The city was a destination for internal migrants as well as immigrants. Through 1940, New York was a major destination for African Americans during the Great Migration from the rural American South. The Harlem Renaissance flourished during the 1920s and the era of Prohibition. New York's ever accelerating changes and rising crime and poverty rates were reduced after World War I disrupted trade routes, the Immigration Restriction Acts limited additional immigration after the war, and the Great Depression reduced the need for new labor. The combination ended the rule of the Gilded Age barons.
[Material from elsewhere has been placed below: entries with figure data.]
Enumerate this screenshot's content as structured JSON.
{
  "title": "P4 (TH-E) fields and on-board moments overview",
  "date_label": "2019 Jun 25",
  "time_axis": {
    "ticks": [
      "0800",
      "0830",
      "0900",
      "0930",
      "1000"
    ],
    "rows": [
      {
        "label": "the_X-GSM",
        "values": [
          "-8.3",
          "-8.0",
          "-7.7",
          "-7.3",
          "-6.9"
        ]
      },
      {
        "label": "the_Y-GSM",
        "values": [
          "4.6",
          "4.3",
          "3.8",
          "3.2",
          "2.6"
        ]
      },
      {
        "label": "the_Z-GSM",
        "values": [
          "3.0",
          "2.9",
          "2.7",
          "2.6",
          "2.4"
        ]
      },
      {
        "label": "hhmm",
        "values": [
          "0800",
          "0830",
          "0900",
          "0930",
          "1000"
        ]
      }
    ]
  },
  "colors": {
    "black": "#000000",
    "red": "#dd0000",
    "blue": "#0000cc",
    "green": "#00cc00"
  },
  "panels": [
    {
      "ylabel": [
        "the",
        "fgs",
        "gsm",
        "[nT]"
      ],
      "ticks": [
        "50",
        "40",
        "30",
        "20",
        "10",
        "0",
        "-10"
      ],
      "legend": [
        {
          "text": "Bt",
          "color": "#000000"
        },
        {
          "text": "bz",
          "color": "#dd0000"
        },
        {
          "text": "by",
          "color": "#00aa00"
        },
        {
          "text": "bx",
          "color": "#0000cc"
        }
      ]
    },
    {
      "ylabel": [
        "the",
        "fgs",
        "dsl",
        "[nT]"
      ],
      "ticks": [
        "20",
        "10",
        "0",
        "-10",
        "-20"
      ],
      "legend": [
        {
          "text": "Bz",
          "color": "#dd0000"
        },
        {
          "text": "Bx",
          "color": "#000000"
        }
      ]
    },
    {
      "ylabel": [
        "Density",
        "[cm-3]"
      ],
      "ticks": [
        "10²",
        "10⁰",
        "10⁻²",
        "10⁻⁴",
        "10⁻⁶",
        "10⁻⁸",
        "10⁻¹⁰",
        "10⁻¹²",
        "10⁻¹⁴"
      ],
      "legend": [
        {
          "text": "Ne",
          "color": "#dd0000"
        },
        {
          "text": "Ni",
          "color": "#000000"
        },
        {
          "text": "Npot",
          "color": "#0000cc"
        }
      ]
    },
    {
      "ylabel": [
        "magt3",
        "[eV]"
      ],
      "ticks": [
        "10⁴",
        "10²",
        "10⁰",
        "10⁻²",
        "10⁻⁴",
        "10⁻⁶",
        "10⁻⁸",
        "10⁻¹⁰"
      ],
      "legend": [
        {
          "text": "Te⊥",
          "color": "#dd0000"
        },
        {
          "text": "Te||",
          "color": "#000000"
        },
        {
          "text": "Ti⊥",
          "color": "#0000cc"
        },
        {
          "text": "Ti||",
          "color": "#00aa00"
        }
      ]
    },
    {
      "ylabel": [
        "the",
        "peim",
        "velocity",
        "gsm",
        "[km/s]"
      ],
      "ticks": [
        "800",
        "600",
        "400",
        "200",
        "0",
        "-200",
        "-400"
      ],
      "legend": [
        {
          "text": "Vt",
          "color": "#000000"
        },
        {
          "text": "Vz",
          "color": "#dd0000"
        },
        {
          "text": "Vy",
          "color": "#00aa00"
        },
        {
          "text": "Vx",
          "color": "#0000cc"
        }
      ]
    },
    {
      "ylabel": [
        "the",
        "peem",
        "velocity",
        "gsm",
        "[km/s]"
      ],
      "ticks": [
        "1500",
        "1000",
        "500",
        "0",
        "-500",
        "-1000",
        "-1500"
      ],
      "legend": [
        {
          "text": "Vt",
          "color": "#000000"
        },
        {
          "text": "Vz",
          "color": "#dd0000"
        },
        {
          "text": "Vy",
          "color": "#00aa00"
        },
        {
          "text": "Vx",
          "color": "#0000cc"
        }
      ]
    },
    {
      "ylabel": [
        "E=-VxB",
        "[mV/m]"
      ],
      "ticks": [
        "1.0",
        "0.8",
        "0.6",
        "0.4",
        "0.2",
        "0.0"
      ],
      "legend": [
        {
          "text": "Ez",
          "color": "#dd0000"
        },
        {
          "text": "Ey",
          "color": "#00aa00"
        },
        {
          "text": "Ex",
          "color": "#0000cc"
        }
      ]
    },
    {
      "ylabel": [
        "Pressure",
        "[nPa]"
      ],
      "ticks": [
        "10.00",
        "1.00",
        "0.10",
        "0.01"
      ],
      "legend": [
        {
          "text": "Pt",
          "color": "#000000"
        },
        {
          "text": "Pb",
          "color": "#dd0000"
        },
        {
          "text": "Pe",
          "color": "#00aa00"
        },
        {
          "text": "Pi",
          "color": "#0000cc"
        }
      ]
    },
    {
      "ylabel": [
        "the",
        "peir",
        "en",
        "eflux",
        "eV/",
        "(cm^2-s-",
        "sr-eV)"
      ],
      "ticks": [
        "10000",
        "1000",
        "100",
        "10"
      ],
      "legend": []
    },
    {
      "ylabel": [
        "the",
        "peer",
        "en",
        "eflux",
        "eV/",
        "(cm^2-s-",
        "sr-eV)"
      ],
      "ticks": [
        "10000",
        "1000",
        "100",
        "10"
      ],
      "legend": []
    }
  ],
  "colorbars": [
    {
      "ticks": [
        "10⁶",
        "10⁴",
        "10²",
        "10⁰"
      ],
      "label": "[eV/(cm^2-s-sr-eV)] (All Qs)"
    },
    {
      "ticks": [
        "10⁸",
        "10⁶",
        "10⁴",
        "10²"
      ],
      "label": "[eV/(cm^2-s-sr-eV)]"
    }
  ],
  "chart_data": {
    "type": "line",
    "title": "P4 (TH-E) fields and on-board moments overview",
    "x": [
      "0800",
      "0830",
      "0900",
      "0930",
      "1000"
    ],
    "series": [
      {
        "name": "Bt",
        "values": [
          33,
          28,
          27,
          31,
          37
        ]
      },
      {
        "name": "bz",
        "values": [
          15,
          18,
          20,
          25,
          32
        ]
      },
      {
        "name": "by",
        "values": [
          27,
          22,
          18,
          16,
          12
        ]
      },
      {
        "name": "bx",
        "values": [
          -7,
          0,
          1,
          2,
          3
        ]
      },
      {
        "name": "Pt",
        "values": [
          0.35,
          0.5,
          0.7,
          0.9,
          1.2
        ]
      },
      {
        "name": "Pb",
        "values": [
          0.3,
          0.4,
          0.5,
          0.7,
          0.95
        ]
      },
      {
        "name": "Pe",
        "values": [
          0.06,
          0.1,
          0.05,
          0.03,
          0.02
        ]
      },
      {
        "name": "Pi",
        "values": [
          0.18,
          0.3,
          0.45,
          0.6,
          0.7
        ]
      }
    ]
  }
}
As the city's demographics temporarily stabilized, labor unionization helped the working class gain new protections and middle-class affluence, the city's government and infrastructure underwent a dramatic overhaul under Fiorello La Guardia, and his controversial parks commissioner, Robert Moses, ended the blight of many tenement areas, expanded new parks, remade streets, and restricted and reorganized zoning controls.
For a while, New York ranked as the most populous city in the world, overtaking London in 1925, which had reigned for a century. The 'Roaring 20s' also saw a construction boom, and many of New York's icons including Chrysler Center, Rockefeller Center, and the Empire State Building would be constructed in the ensuing decade.